Kono got the boat out past the breakers with muscle power. It would have been a lot easier to call a friendly current, or even get the tides to push the other way for a bit. All it would have required was to talk to Kamo’loa. Easier maybe to talk to Mele, but that was another rule. Each tribe stayed to their own, with the secrets of talking to the others lost for good reason. So Kono would talk to Kamo’loa, the god of his people. Bigger than the horizon, and just waiting to wake up and take Waiola to the black days when the gods first rose from the deep. But no, that tremor told him the sleeping god was sleeping mighty lightly.
So Kono used the oar. After being crammed in the crotch of the hihia tree roots, it felt nice to stretch his shoulders out a bit. That had been a narrow escape. By all rights, he and Hepthys should be bound in ropes and thrown into the hold of the warjunk. Taken as slaves back to the nations. They’d been lucky. Beyond lucky, even. Two slaves were hardly worth the effort the freebooters had been taking.
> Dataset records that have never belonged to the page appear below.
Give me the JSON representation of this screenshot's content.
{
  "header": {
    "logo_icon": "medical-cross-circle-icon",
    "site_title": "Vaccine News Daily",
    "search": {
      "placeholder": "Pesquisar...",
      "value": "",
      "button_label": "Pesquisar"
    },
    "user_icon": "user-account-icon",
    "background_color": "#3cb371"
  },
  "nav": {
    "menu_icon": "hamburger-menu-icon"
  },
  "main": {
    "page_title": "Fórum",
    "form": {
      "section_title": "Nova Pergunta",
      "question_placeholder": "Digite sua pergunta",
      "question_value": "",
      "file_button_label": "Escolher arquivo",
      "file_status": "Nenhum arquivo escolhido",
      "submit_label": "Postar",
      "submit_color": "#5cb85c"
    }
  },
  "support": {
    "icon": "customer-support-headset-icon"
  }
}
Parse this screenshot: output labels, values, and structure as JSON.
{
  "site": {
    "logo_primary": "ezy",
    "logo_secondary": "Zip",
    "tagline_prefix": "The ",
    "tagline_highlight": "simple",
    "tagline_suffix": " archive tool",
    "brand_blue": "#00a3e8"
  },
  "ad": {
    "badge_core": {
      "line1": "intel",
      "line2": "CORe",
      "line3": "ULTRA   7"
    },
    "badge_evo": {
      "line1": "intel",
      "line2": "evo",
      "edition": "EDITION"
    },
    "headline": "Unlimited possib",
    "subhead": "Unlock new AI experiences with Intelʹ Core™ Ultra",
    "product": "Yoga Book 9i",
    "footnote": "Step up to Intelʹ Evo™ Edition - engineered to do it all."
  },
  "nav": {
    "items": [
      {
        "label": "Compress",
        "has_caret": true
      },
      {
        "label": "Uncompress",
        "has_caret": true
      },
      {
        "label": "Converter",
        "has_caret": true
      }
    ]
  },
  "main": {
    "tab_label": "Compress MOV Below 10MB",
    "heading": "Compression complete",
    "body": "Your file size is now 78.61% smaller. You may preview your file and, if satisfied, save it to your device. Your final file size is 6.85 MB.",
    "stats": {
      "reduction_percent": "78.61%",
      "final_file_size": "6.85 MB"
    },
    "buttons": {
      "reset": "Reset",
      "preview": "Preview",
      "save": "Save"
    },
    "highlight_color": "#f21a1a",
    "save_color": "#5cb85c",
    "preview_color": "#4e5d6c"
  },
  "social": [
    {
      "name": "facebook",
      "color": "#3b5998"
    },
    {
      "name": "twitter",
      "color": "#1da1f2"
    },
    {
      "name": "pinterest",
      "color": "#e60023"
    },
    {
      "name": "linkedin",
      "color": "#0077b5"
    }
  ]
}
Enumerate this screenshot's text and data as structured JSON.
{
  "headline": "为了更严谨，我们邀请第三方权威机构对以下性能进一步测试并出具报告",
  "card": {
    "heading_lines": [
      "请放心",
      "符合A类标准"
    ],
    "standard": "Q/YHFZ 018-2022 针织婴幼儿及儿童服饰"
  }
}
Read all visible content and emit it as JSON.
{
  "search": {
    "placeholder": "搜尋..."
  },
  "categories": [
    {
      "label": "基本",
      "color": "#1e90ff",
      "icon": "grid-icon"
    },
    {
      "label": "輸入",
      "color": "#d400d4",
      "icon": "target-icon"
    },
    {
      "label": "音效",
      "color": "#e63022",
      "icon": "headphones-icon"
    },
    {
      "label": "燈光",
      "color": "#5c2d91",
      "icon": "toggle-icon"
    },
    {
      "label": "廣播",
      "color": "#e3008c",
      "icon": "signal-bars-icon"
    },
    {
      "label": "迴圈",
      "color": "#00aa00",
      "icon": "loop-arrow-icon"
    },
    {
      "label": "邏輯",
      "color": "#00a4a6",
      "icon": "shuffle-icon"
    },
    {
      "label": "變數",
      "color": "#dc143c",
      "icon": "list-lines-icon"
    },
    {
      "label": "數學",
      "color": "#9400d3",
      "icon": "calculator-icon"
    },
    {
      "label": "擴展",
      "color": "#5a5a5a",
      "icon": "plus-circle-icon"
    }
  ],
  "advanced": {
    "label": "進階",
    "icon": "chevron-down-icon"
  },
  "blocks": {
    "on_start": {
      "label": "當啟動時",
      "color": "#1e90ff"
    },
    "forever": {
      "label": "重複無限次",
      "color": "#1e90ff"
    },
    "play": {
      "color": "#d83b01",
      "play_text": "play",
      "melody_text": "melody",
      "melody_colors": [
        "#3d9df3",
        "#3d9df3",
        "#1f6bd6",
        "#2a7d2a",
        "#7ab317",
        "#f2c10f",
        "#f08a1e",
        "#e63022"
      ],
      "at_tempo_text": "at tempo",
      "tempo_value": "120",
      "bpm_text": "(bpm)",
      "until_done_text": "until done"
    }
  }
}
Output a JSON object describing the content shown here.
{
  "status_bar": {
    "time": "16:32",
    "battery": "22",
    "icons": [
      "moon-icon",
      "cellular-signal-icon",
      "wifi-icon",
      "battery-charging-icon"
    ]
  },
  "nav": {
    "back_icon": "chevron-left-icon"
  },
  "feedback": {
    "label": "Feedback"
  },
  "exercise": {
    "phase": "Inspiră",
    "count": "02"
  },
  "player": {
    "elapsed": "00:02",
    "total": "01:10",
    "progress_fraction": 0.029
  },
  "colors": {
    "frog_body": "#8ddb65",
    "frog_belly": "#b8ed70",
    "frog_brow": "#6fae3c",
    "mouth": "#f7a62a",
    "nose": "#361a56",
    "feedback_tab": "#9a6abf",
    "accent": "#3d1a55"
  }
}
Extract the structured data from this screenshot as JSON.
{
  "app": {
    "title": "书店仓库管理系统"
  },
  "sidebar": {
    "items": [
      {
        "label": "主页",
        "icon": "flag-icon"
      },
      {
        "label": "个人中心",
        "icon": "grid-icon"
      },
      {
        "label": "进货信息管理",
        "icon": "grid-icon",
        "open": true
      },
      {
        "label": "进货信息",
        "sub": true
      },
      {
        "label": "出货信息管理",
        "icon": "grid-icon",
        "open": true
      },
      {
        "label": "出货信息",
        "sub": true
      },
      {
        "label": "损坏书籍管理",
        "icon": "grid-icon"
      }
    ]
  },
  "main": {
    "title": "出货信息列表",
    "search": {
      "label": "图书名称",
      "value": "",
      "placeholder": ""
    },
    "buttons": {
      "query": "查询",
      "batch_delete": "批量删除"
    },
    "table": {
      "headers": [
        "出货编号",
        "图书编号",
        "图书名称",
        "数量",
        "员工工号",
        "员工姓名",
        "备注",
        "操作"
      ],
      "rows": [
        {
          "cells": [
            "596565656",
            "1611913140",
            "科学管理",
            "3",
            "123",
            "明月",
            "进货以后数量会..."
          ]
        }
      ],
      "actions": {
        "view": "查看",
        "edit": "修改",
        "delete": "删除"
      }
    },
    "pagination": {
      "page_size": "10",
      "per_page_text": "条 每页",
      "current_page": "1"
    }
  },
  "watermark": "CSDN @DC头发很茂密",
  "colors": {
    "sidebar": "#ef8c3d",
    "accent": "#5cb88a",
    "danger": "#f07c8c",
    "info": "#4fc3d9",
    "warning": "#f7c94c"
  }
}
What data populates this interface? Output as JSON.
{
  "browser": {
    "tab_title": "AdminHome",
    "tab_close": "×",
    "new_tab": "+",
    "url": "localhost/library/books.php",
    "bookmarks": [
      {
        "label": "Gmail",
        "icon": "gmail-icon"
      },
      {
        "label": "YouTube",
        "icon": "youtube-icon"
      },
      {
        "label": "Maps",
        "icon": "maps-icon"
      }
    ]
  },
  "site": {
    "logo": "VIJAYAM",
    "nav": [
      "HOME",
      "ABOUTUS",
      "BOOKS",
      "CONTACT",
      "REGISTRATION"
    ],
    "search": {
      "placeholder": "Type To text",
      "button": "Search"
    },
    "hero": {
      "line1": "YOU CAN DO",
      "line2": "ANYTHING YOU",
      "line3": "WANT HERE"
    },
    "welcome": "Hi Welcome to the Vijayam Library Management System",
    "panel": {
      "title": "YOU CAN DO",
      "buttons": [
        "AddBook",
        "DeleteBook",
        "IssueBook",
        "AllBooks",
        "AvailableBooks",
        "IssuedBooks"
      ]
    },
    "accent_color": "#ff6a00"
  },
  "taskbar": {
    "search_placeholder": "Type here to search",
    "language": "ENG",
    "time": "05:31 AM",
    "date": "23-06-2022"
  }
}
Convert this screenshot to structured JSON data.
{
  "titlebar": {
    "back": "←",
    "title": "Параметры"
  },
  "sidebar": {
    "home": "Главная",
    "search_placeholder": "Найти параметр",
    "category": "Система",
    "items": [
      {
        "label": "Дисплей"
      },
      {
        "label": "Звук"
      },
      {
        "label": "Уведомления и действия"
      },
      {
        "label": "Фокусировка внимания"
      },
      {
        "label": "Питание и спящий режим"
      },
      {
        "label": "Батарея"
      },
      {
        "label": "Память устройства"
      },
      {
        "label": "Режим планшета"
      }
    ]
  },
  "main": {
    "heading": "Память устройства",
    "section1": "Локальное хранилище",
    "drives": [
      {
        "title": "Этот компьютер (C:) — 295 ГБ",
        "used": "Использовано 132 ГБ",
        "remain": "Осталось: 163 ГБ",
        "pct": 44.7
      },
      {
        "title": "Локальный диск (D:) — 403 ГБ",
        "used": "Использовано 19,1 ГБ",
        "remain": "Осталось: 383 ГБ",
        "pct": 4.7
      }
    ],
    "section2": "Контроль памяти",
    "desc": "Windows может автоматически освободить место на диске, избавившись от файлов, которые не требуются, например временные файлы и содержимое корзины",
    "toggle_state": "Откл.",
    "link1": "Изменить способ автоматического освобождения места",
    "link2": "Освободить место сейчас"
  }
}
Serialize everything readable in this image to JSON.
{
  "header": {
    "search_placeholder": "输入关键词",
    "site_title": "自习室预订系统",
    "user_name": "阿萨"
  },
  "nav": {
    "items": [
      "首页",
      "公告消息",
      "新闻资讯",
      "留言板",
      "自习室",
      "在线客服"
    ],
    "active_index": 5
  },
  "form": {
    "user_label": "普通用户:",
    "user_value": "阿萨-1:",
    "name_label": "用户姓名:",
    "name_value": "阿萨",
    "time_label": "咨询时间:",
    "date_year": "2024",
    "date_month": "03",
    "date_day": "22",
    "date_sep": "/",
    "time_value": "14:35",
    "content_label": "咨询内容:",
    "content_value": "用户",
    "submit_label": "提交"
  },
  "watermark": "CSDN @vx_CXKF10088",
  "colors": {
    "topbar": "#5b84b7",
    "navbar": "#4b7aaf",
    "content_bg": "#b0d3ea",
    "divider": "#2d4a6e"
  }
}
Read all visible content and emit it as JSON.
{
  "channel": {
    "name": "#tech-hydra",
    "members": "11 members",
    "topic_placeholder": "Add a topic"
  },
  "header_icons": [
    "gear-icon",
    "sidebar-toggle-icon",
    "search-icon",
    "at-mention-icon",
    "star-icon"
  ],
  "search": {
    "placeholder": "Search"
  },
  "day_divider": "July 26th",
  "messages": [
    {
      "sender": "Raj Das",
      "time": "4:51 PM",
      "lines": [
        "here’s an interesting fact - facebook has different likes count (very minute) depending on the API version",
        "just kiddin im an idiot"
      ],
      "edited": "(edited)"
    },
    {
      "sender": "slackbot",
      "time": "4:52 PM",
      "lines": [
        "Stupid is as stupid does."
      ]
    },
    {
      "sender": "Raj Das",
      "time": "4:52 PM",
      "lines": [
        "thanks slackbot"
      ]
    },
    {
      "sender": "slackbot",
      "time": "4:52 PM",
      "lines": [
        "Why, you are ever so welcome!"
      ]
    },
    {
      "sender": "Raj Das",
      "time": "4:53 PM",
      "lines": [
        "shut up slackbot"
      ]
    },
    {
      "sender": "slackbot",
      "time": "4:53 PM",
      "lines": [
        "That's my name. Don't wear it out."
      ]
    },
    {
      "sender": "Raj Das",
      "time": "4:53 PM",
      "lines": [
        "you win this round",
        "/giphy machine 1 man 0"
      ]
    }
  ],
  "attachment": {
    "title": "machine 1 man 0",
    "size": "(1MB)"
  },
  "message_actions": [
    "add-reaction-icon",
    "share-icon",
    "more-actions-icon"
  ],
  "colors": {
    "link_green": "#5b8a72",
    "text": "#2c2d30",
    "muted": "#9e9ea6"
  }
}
He imagined Hepthys’s ship that shined like the sun was the true prize.
He still couldn’t imagine that thing sailing anywhere. There were no sails on it, for one thing. The closest it had were the rigid projections along the top that looked a bit like Hepthys’s own sails, but hers were soft and supple. Those looked as unyielding as bronze. Far more likely was that it was some kind of magic, known only to the people of the sky-girl’s homeland. And Kono was beginning to think that homeland was much farther away than Hepthys had claimed. Though when he tried to think of such a distance, his head hurt.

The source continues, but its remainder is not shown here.